The notion of duty takes precedence over that of right which is subordinated and relative to it, Simone Weil wrote. A right has no efficiency in itself but only in regards to the duty it refers to… This duty is eternal. It answers to the eternal destiny of mankind.

To have an art gallery is to believe we have a responsibility and an influence (however small) on the world that surrounds us, that we act as passers-on. To be the gallerist of Ceija Stojka’s work is to say that we too can try to carry on this message she fought to convey. A dreadful and unbearable testimony but also the account of an incredible power of resilience. As if, through her work, the art of Kintsugi was reborn, this traditional Japanese art that consists in putting back together a broken object by highlighting its scars with gold instead of hiding them.

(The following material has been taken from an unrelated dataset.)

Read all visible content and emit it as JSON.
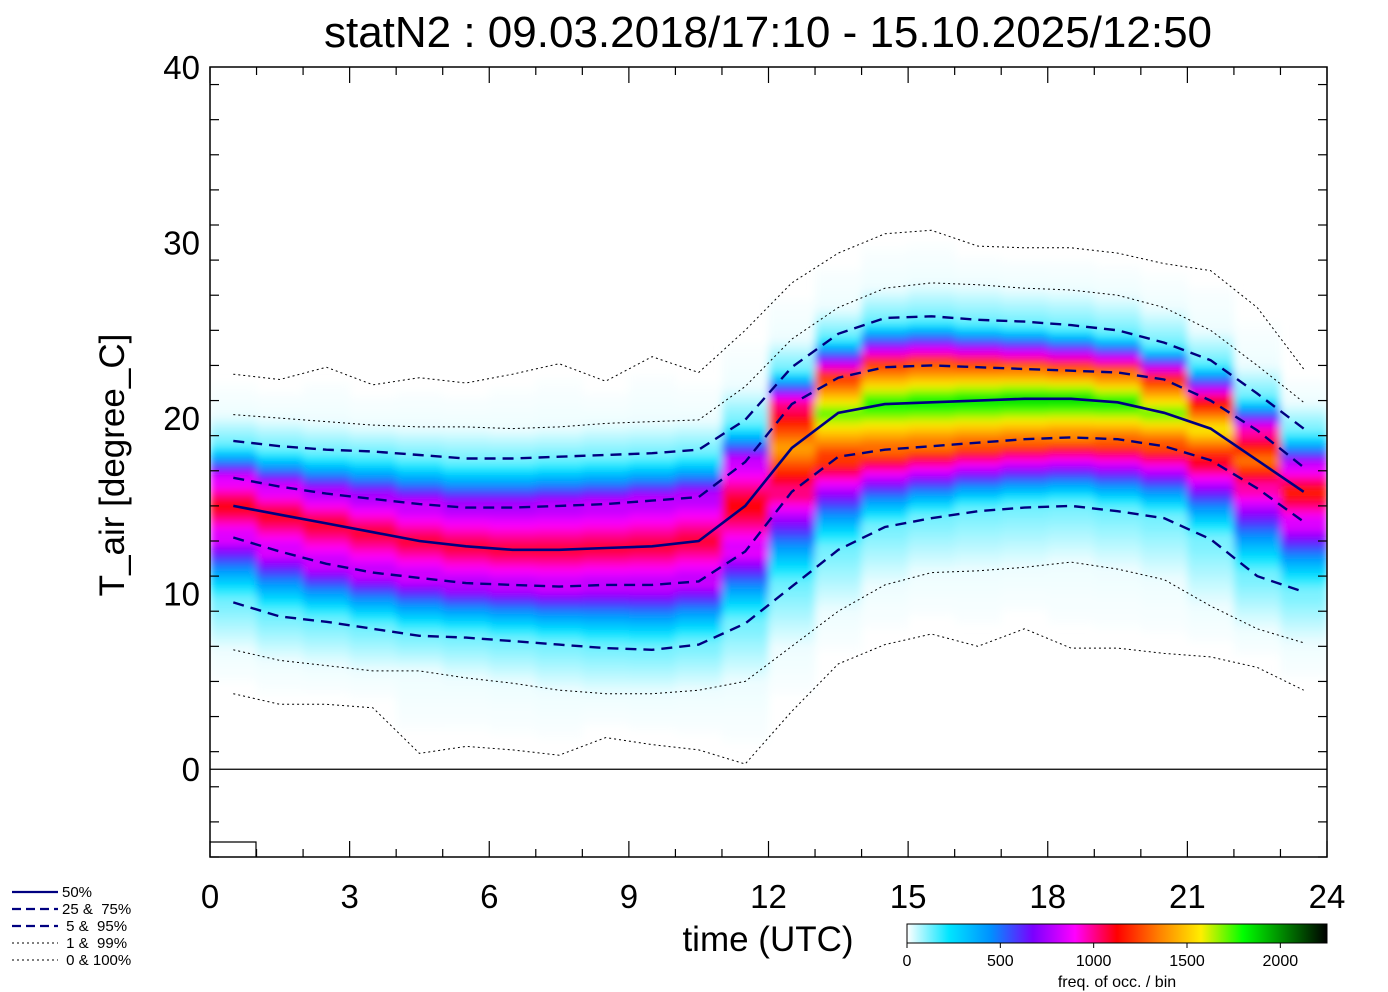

To see Ceija’s work is to experience (in relative terms of course) the undertaking of the destruction of men by men, the horror of the world. An experience lived through the eyes of the child she was and miraculously remained when she decided to paint and draw the unthinkable.

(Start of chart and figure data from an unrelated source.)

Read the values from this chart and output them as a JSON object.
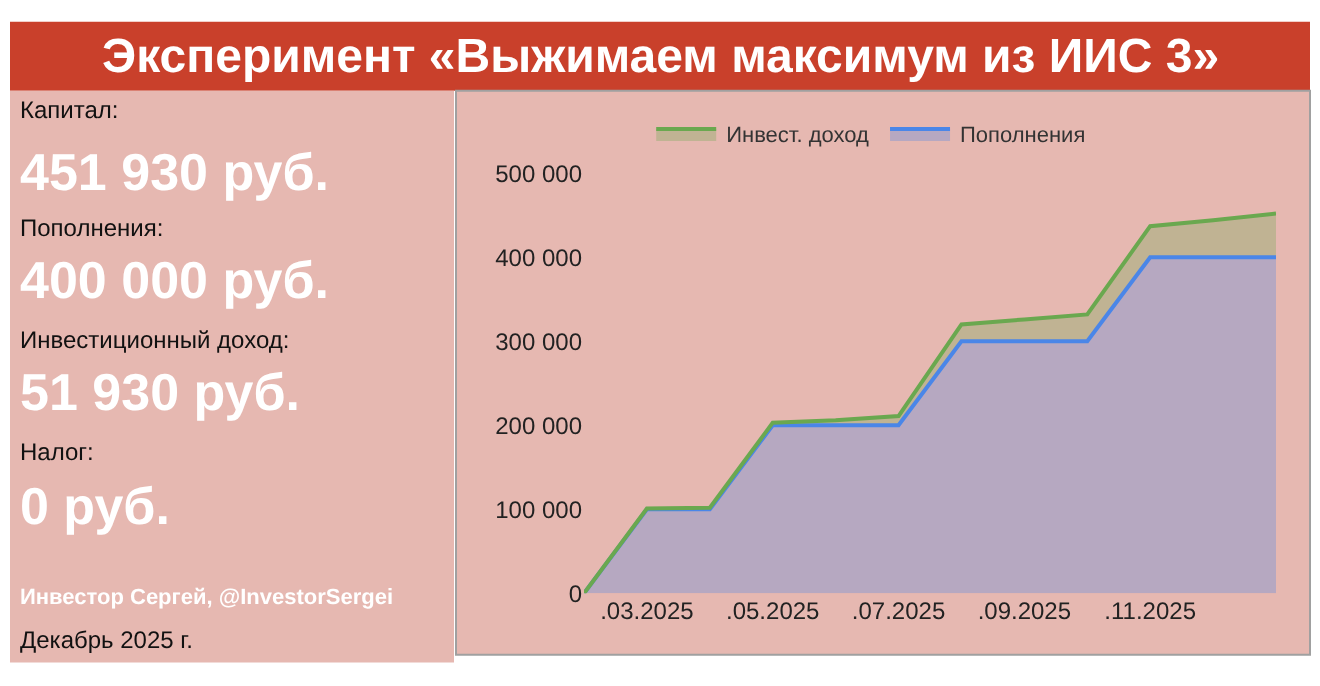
{
  "chart_data": [
    {
      "type": "other",
      "title": "Эксперимент «Выжимаем максимум из ИИС 3»",
      "annotations": [
        "Капитал:",
        "451 930 руб.",
        "Пополнения:",
        "400 000 руб.",
        "Инвестиционный доход:",
        "51 930 руб.",
        "Налог:",
        "0 руб.",
        "Инвестор Сергей, @InvestorSergei",
        "Декабрь 2025 г."
      ]
    },
    {
      "type": "area",
      "stacked": true,
      "legend": "top",
      "grid": false,
      "categories": [
        null,
        ".03.2025",
        null,
        ".05.2025",
        null,
        ".07.2025",
        null,
        ".09.2025",
        null,
        ".11.2025",
        null,
        null
      ],
      "series": [
        {
          "name": "Пополнения",
          "color": "#4a86e8",
          "values": [
            0,
            100000,
            100000,
            200000,
            200000,
            200000,
            300000,
            300000,
            300000,
            400000,
            400000,
            400000
          ]
        },
        {
          "name": "Инвест. доход",
          "color": "#6aa84f",
          "values": [
            0,
            1000,
            2000,
            3000,
            6000,
            11000,
            20000,
            26000,
            32000,
            37000,
            44000,
            52000
          ]
        }
      ],
      "ylim": [
        0,
        500000
      ],
      "yticks": [
        0,
        {
          "value": 100000,
          "label": "100 000"
        },
        {
          "value": 200000,
          "label": "200 000"
        },
        {
          "value": 300000,
          "label": "300 000"
        },
        {
          "value": 400000,
          "label": "400 000"
        },
        {
          "value": 500000,
          "label": "500 000"
        }
      ]
    }
  ]
}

For even words, undoubtedly, weren’t enough.

Ceija Stojka was born in Austria in 1933, the fifth child out of six in a family of Roma horse merchants. Deported at the age of ten with her mother Sidonie and other members of her family, she survived to three concentration camps, Auschwitz, Ravensbrück and Bergen-Belsen.

It is only forty-five years later, in 1988, at the age of fifty-five, that she felt the need and the necessity of speaking about it ; it is the start of an incredible memory work and, even-though considered as illiterate, she writes several poignant books, in a very poetic and personal style, which will make her the first Roma female survivor to account for her experience in the Nazi death camps, against oblivion and denial, against endemic racism.

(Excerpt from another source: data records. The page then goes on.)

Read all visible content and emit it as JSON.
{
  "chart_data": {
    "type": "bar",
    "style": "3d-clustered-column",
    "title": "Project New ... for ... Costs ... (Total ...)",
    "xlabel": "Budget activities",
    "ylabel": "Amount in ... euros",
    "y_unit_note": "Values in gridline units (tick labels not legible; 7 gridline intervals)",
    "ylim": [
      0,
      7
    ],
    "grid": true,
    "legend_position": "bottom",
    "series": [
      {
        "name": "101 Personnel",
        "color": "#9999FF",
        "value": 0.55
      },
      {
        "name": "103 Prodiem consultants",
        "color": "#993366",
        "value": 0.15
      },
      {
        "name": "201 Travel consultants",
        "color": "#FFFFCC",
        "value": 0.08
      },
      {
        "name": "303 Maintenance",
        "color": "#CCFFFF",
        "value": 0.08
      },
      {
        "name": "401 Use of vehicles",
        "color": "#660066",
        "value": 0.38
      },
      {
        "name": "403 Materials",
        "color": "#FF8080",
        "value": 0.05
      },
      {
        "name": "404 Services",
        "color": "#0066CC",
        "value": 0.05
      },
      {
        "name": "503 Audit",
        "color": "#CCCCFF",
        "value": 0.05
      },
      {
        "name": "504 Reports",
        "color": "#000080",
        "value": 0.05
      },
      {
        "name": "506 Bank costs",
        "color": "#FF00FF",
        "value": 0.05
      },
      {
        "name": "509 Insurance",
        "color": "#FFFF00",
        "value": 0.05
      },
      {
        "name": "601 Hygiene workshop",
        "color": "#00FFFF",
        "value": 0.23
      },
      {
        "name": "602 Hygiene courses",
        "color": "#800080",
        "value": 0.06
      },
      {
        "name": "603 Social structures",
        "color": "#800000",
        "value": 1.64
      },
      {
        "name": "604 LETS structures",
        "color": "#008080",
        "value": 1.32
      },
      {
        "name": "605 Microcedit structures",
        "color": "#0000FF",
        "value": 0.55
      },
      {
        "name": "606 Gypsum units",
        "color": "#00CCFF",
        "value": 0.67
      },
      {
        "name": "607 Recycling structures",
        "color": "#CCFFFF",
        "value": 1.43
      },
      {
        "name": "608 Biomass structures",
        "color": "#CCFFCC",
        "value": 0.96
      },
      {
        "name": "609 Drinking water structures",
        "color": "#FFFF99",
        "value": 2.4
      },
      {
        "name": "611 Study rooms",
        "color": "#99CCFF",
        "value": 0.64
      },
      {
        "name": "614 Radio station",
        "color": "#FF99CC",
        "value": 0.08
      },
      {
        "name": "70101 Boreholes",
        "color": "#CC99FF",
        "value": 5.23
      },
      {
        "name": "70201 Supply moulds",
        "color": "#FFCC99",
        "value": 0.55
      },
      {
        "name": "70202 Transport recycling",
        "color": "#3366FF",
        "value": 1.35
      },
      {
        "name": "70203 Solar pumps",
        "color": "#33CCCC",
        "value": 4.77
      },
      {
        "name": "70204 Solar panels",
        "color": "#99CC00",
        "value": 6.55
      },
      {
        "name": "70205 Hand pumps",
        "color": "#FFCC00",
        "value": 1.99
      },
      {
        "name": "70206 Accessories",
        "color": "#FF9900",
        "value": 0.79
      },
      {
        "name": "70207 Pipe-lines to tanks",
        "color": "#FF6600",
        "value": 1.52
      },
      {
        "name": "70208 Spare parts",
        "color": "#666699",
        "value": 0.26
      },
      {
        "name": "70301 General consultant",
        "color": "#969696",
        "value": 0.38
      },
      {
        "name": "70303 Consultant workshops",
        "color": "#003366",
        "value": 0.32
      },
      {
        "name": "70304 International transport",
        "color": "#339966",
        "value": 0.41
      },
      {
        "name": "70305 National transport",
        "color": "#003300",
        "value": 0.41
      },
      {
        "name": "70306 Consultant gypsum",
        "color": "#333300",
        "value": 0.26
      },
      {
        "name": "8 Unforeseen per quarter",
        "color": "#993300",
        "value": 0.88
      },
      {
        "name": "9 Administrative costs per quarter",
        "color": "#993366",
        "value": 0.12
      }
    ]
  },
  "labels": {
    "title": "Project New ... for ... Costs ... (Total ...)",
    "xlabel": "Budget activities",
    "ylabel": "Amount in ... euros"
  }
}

Her testimony doesn’t end with the texts she will publish (4 books in total between 1988 and 2005), which very quickly award her a role as a pro-Roma activist in the Austrian society. In the 1990’s she starts to paint and draw, while in this field too, she is self-taught. She devotes herself to it body and soul, until her death in 2013. Her body of work, paintings and drawings, created over about 20 years, on paper, cardboard or canvas, reckons about one thousand works. She was exhibited in Germany, Austria, and recently at La Friche Belle de Mai, Marseille and La maison rouge, Paris.